Ukrayna'nın Doğusu İçin Anlaşma Mümkün mü?
Ukrayna’nın doğusu için barış anlaşması yıllardır geciktirildi. Ukrayna Devlet Başkanı Volodimir Zelenski defalarca dörtlü zirve çağrısı yaptı. Ancak Kremlin, Ukrayna yükümlülüklerine uymayı kabul edene kadar bunun bir anlamı olmadığını söylüyor
Ukrayna’nın doğusu için barış anlaşması yıllardır geciktirildi. Ancak, Rusya’nın Ukrayna sınırına asker yığarak işgal korkularını körüklemesiyle, yeniden gündeme geldi. Rusya, Ukrayna, Fransa ve Almanya'dan üst düzey yetkililer, 2015 yılında Belarus'un başkenti Minsk'te imzalanan anlaşmanın uygulanmasının yollarını görüşmek üzere Berlin'de bir araya geldi.

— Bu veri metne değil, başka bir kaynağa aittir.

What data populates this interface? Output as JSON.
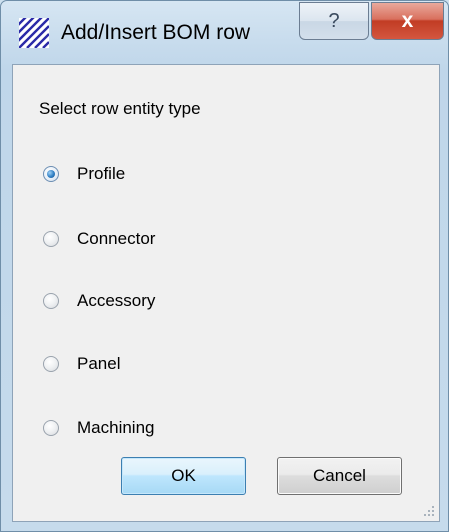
{
  "window": {
    "title": "Add/Insert BOM row",
    "help_glyph": "?",
    "close_glyph": "x",
    "icon": "striped-app-icon"
  },
  "dialog": {
    "prompt": "Select row entity type",
    "options": [
      {
        "label": "Profile",
        "checked": true
      },
      {
        "label": "Connector",
        "checked": false
      },
      {
        "label": "Accessory",
        "checked": false
      },
      {
        "label": "Panel",
        "checked": false
      },
      {
        "label": "Machining",
        "checked": false
      }
    ],
    "ok_label": "OK",
    "cancel_label": "Cancel"
  },
  "colors": {
    "accent": "#2f7fc4",
    "close_button": "#c13c24",
    "frame": "#c6dbec"
  }
}
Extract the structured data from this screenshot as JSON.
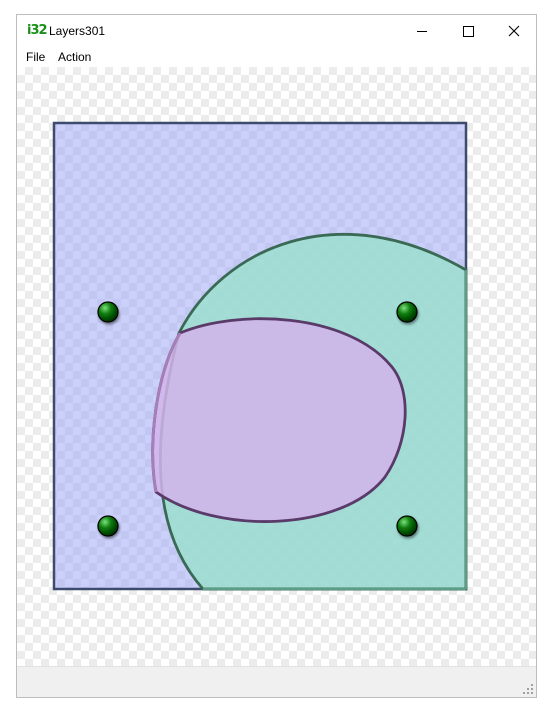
{
  "window": {
    "title": "Layers301",
    "app_icon_text": "i32"
  },
  "menu": {
    "items": [
      "File",
      "Action"
    ]
  },
  "canvas": {
    "layers": [
      {
        "name": "rectangle",
        "fill": "#c8ccf8",
        "stroke": "#3e4a6e"
      },
      {
        "name": "teal-ellipse",
        "fill": "#a8e4d4",
        "stroke": "#3a6a55"
      },
      {
        "name": "purple-ellipse",
        "fill": "#d4b8e8",
        "stroke": "#5a3a68"
      }
    ],
    "handle_color": "#0a7a0a"
  }
}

Anlaşma, Ukrayna güçlerinin Rusya’nın desteklediği ayrılıkçılarla savaşta yenilmesinin ardından yapılmıştı ve Ukrayna'nın isyancı bölgelere geniş bir özerklik teklif etmesini öngörüyordu. Ukrayna Devlet Başkanı Volodimir Zelenski defalarca dörtlü zirve çağrısı yaptı. Ancak Kremlin, Ukrayna yükümlülüklerine uymayı kabul edene kadar bunun bir anlamı olmadığını söylüyor.
Peki anlaşmanın kilit noktaları ve uygulanması konusunda tartışmalı tarafları neler?
Doğu’daki çatışma
2014'ün Şubat ayında Kremlin dostu cumhurbaşkanının Kiev'de görevden alınmasına Rusya, Ukrayna'nın Kırım Yarımadası'nı ilhak ederek ve ülkenin çoğunlukla Rusça konuşulan doğu sanayi bölgesi Donbas’ta ayrılıkçı bir isyanı destekleyerek yanıt verdi.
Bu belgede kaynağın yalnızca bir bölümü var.